Whenever covid broke out in our prison that specific housing unit went on an airtight lockdown. I went on lockdown at least a total of five times. Each lockdown lasted 5-10 days without any yard time, no phone calls, emails or showers. All medicine and food is delivered to your 9.5 x 12 cell. After a week or two, the restrictions loosen. When lockdown lifts, I have 45 minutes out of my cell with seven other men. Every other day, I get 45 min of outside yard time.
Covid brought many elements of the system and my humanity into close examination. I was given a cell partner to share my cell for the first time in decades. The cell is a bathroom sized place where I read, sleep, exercise, pray and watch TV – and hope that one day my door opens to my freedom. One day I had dizzy spells and almost passed out. I was taken to the outside hospital. They diagnosed me with vertigo. I appreciate and respect the medical care I received under this pandemic.
The mental rub comes from the way I had to get it: handcuffed around my wrists, ankles and waist as if I was some wild beast ready to jump on any human being. While in the hospital cuffed to the bed, one wrist and ankle is left free from the bed frame. Two or three prison guards with weapons stand watch 24 hours a day. In all my life, it is one of the most dehumanizing positions I have ever experienced.
I laid in the wonderful hospital bed, thinking of the many women who I read were pregnant while in prison and had to endure the same treatment of shackling like they were the “number one enemy.” I asked myself, “All of this wasted human energy, wealth and time just to show a massive force?”

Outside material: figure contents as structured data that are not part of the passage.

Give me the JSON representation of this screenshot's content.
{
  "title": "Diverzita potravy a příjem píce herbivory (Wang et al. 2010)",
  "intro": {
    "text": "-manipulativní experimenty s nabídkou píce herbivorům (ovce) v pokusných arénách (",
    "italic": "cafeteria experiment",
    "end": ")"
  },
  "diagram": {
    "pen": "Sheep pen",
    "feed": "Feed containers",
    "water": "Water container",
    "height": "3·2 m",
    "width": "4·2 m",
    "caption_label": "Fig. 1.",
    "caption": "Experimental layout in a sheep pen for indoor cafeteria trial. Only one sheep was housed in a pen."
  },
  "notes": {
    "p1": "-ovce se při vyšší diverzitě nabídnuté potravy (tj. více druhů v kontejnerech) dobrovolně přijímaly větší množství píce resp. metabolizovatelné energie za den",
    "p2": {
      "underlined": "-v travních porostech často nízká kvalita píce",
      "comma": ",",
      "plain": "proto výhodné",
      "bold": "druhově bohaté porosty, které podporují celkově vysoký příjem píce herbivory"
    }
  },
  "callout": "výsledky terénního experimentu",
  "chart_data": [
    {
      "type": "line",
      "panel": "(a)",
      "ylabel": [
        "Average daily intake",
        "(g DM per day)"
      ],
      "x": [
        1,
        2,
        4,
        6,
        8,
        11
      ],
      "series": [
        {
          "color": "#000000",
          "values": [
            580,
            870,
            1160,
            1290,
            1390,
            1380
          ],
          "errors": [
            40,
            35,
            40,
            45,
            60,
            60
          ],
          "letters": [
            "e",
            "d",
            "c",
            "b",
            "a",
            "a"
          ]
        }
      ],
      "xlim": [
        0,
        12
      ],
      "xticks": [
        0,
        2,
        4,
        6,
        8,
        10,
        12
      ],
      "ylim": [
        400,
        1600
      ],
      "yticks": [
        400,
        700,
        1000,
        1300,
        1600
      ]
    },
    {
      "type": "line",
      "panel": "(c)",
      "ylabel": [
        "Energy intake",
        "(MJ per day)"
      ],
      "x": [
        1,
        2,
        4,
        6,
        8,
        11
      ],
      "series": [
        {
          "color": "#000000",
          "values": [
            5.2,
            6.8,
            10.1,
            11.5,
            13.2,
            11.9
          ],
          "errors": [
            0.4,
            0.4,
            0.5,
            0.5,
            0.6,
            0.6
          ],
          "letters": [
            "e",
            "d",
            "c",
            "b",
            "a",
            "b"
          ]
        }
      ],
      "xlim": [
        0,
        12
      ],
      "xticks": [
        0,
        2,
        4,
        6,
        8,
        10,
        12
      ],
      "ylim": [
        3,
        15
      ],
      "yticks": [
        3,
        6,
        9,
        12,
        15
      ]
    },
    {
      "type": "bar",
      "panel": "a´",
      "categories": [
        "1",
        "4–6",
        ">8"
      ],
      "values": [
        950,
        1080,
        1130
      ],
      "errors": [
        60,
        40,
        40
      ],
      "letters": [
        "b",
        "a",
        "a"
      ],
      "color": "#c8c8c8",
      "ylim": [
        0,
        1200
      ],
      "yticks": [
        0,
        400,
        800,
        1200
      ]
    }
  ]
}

People sentenced to prison or pre-trial custody remain human beings. The prison systems remain enslaved to a primitive and punitive 15th and 16th century model of inflicting pain and injury to the psychological stability of women and men. Security and maintaining control has served no good purpose except to create more police authority and repression of the human right to breathe as a person. All the prisons are being used to suffocate human development. Covid enhanced the punitive aspect of sentencing.
In America, sentencing is supposed to represent punishment, deterrence, incapacitation and rehabilitation. These four elements are meant to remake the human being so that person can witness their own wicked ways and return to society as a productive person.
We’ve been made to believe that the system is not set up to meet the pandemic. This is false because systems are made up of men. The solution and intelligent way to combat covid is releasing incarcerated women and men in federal and state prisons and jails. This would keep the virus out of the prison systems.
Prisoners didn’t spread or create covid. Many of us have been locked out of society for decades, some as long as 30 years. We have not been sentenced to death. If so, we should have been executed decades ago. Yet we are now facing a death sentence amid the pandemic.
Covid is another dreadful reality where people in prison who are not considered full citizens of civil society remain in spiteful conditions. Even when death knocks at each of our steel doors, our lives are of no concern to the greatest nation ever on earth.